Industry-specific scientific AI agents
Causaly Agentic Research builds on Causaly Deep Research with a conversational interface that lets users interact directly with Causaly AI research agents. Unlike legacy literature review tools and general-purpose AI tools, Causaly Agentic Research uses industry-specific AI agents built for life sciences R&D and securely combines internal and external data to create a single source of truth for research. Causaly AI agents complete multi-step tasks across drug discovery and development, from generating and testing hypotheses to producing structured, transparent results always backed by evidence.

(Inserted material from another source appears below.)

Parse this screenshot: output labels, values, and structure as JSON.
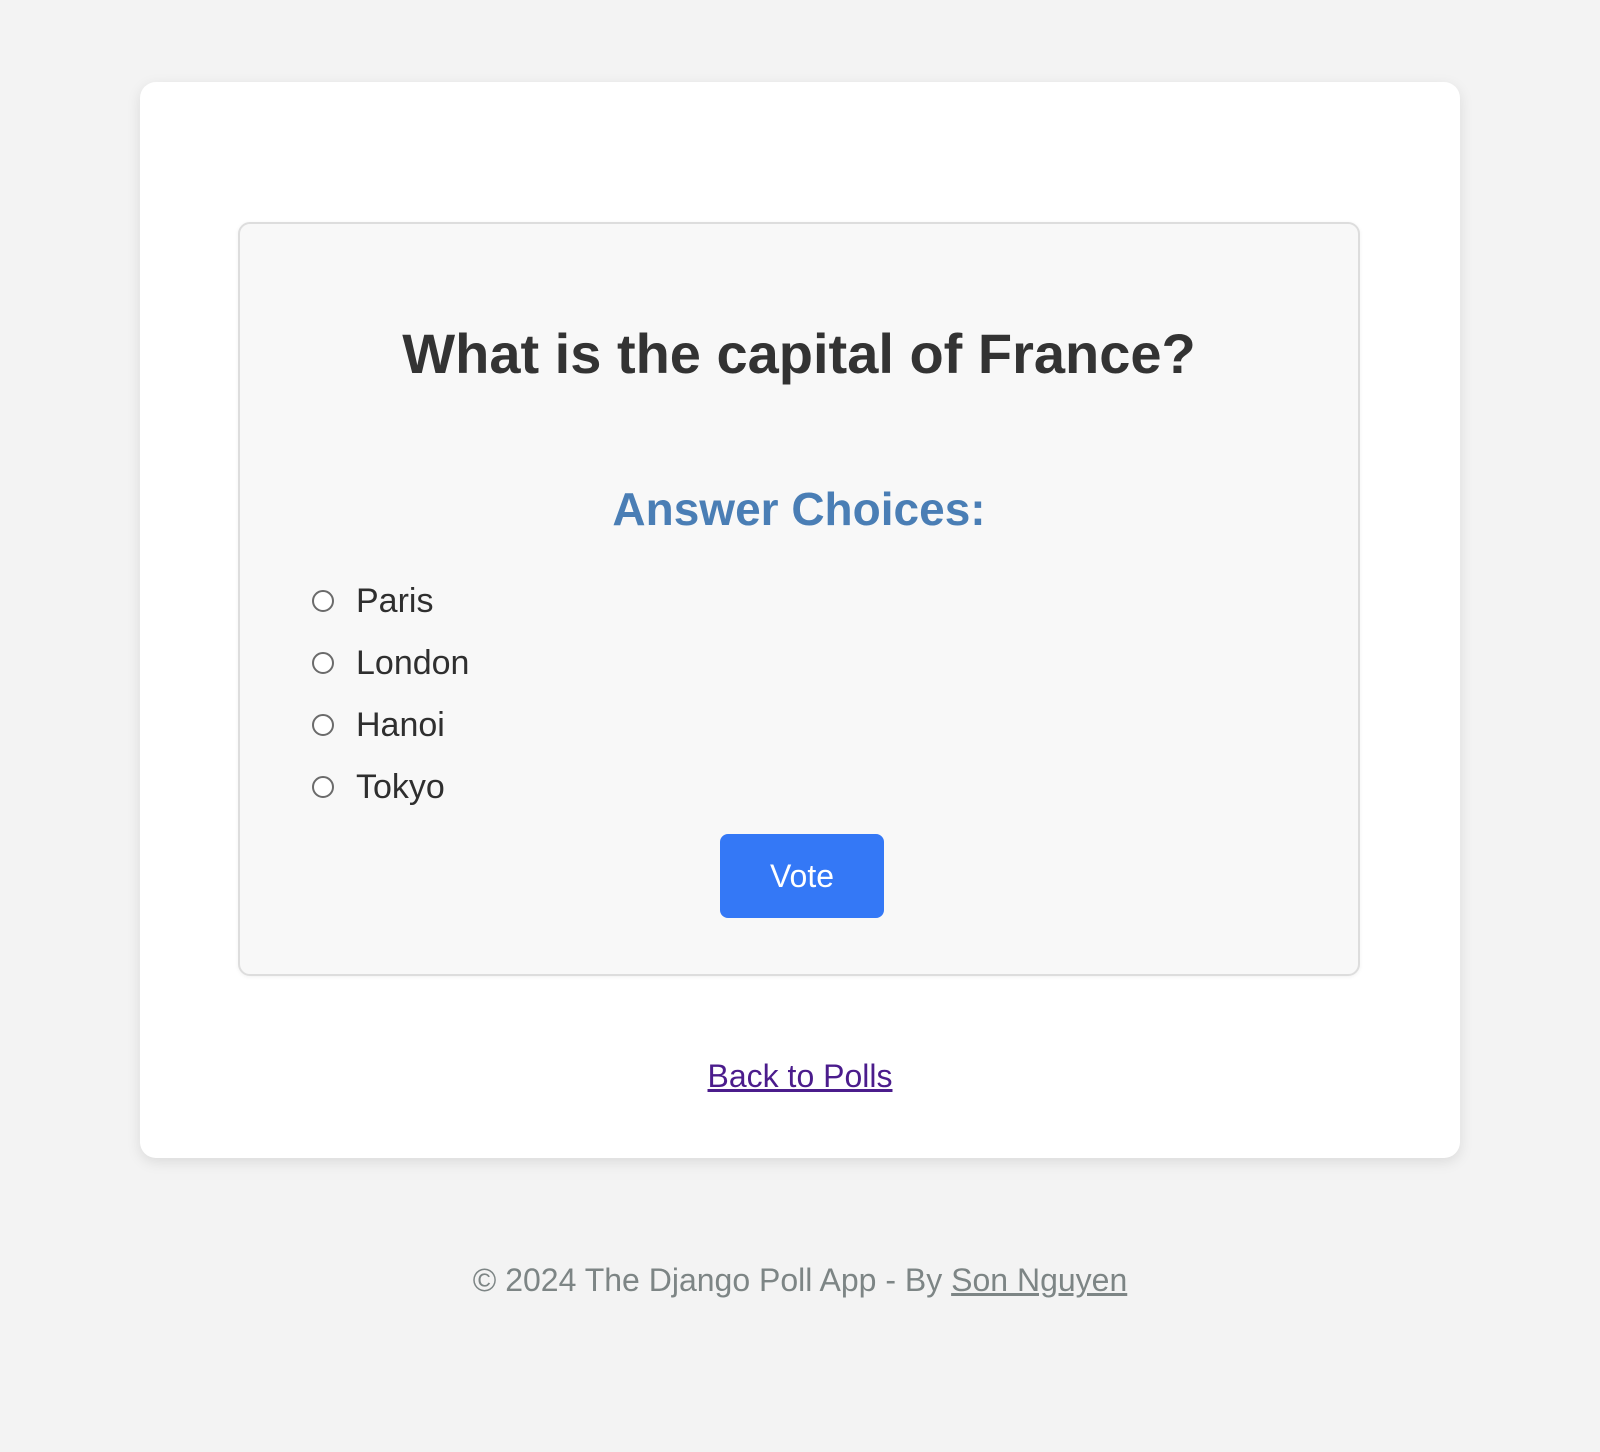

“Agentic AI fundamentally changes how life sciences conducts research,” said Yiannis Kiachopoulos, co-founder and CEO of Causaly. “Causaly Agentic Research emulates the scientific process, automatically analyzing data, finding biological relationships, and reasoning through problems. AI agents work like digital assistants, eliminating manual tasks and dependencies on other teams, so scientists can access more diverse evidence sources, de-risk decision-making, and focus on higher-value work.”
Solving critical research challenges
Research and development teams need access to vast amounts of biomedical data, but manual and siloed processes slow research and create long cycle times for getting treatments to market. Scientists spend weeks analyzing narrow slices of data while critical insights remain hidden. Human biases influence decisions, and the volume of scientific information overwhelms traditional research approaches.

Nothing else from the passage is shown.